The most common forms of negotiation positional bargaining depend on successive taking and giving up of positions (imaging two people haggling over the price of an item). Negotiators may lock into positions, becoming more committed to the position than to the underlying concerns or original interests of either party.
Eventually, they may feel that compromise will result in losing face. Any agreement reached any reflects splitting of differences, rather than careful and creative development of a mutually beneficial solution.
Business negotiation tactics
Everyone knows how hard it is to deal with a problem without people misunderstanding each other, getting angry or upset, and taking things personally.
Perception: Don’t confuse your perceptions with reality and don’t deduce the other side’s intentions from your fears. The farmer who gets a notice from a lender requesting additional financial statements may jump to the conclusion that an adverse decision is imminent.
In fact, back examiners may be requiring the lender to increase the documentation. The request for additional financial information may have been sent to all bank customers with outstanding loans.
Emotion: Feelings may be more important than talk, particularly in a bitter dispute. Make emotions explicit talk about them and acknowledge them as legitimate.

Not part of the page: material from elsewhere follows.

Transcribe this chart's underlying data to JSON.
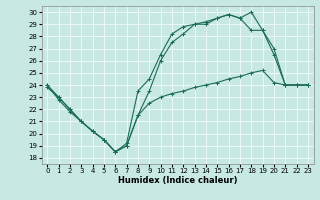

Allow the other side to let off steam, if need be.
It may make it easier to talk relationally later. Listen quietly without responding to attacks and encourage the speaker to continue until he or she has said everything he/she wants to say.
Communication: Without communication, there is no negotiation. Listen actively and acknowledge what is being said. Listening enables you to understand their perception, feel their emotions, and hear what they are trying to say. Ask the other party to spell out exactly what they mean or repeat ideas if they are unclear to you.
Focus on Interests, Not Positions: For a wise and fair solution, reconcile interests not positions. Behind opposed positions lie shared and compatible interests, as well as conflicting ones. a farmer trying to buy a drill, needs it to get in the wheat crop and generate income.
The machinery dealer has an investment in the drill and needs to recover the cost of the equipment, interest on borrowed money, store overhead costs, salaries of salespeople, etc.
The farmer and machinery dealer have compatible interests the farmer would like to have the drill and the machinery dealer would like to sell it. Conflicts may arise when terms of exchange are discussed.
Invent Options for Mutual Gain: Skill at inviting options is one of the most useful assets a negotiator can have, but it does not come naturally. Four obstacles often inhibit consideration of multiple options: premature judgment, searching for a single answer, the assumption of a “fixed pie”, and thinking that “solving their problem is their problem”.
By focusing on a single best answer too early or taking aside, you are likely to short circuit a wiser decision-making process in which you select from a large number of possible answers. How do you get around these obstacles to develop creative options? You need to:
- Separate the act of inventing options from the act of judging them.
- Broaden the options on the table rather than look for a single answer.
- Invent ways of making their decision easy.
Separate Inventing from Deciding: Separate the creative act from the critical one; in other words, separate the process of thinking up possible decisions from other processes of selecting among them. Invent first, decide later.
A brainstorming session with a few friends and colleagues should produce as many ideas as possible to solve the problem at hand.